ゆのみんと仲間たちー第44話「全員を温めようとして誰も温められない」

第44話「全員を温めようとして誰も温められない」

次の日、ゆのみんの『定位置』がなかった。

いつも座っている食卓の端。

子どもが水を飲んだ後に置かれることが多かった場所。

けれど今朝は――ゆのみんはキッチンの棚の上にいた。

あれ……? わたし、ここじゃなかったはず……

母が言った。

「最近、テーブルが散らかるから……ゆのみんはこっちに置いとこ」

軽く、何気ない言葉だった。

でも、ゆのみんの湯気に、小さな影を落とした。

そっか……わたし、今日は……食卓にいられないんだ……

湯気がふわりと揺れ、細くなった。

◆父と子どもの会話が、ちょうど届かない

棚の上から見下ろす位置は、いつもより少し遠い。

「今日の準備、できてるか?」

「うん……一応」

「一応、じゃなくて……」

言葉がつっかかり、父がため息をついた。

父さん……苛立ってる……でも子どもも……疲れてる……どうして、こんな朝なんだろ……

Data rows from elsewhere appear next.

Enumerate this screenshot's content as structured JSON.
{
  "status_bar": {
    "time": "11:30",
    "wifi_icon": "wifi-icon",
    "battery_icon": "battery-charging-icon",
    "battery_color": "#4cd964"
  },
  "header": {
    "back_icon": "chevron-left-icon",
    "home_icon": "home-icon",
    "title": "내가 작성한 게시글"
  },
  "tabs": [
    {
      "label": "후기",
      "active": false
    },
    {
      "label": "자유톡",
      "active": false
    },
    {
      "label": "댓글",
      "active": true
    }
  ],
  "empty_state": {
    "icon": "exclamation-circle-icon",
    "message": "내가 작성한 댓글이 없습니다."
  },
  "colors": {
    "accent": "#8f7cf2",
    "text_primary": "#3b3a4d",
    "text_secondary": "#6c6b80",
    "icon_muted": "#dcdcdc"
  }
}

ゆのみんは、いつもの場所にいないだけで、『家族の温度』が届かなくなることを知った。

湯気がほんの少しだけ消えた。

◆昼、母がひとりで飲んだお茶

夕方前。

母がひとりで台所に立ち、お茶を入れていた。

でも――そのお茶は、ゆのみんではなく別のカップに注がれた。

「ちょっと……気分を変えたくて……」

母は自分にそう言い聞かせるようにほっと息をついた。

ゆのみんには聞こえた気がした。

わたしじゃ……今日はだめなのか……

母が別のカップでお茶を飲むたびに、ゆのみんの湯気が静かにしぼんでいった。

こんなこと……前にもあったっけ……?

気づかなかっただけ……? それとも……今日、初めて……?

自分でもわかっていなかった。

ただ、『離れていく』感じだけが、胸の底にひっそり落ちていった。

◆夜、父のひと言が決定打になった

父が帰宅し、鞄を置き、母に声をかけた。

「なぁ……最近、食器増えてないか?」

「え? 増えてないよ」

「同じのが二つに見えるんだよな……」

「さあ……疲れてるんじゃない?」

夫婦の会話は短く終わった。

ゆのみんは、棚の上からその会話を聞き、胸の奥がひりっとした。

父さん……わたしのこと……気づいてないんだ……

ゆのみんは声を出そうとした。

でも器の声は、人間には届かない。

湯気がふるえ、光が弱まっていった。

温めたいのに……近くに……いられない……

わたし……ここに……いていいのかな……

『ぽたり』

湯気が一粒、涙のように落ちた。

◆深夜、〈ひとがま〉へ向かう道

その夜、ゆのみんはそっと棚から降り、家族に気づかれないようにテーブルを抜け出した。

家の外に出ると、夜風がひんやりしていた。

わたし……居場所を……なくしたのかな……

歩くたびに、湯気は揺れては細く、揺れては細く。

山道に差し込む月明かりだけが、ゆのみんをそっと照らしていた。

『ぽて、ぽて、ぽて』

〈ひとがま〉の灯りが見え始めたとき、ゆのみんはやっと少し息を吸えた。

ここでは……まだ……湯気を出してもいい……

土間に入り、火の前に座ると――『ふわり』湯気がほんの一瞬、戻ってきた。

……あぁ。わたし……ここで……温まりたい……

ゆのみんは小さくつぶやいた。

「……喪失って……こういう静かなものなんだね……」

火は、ゆっくり寄り添うように揺れた。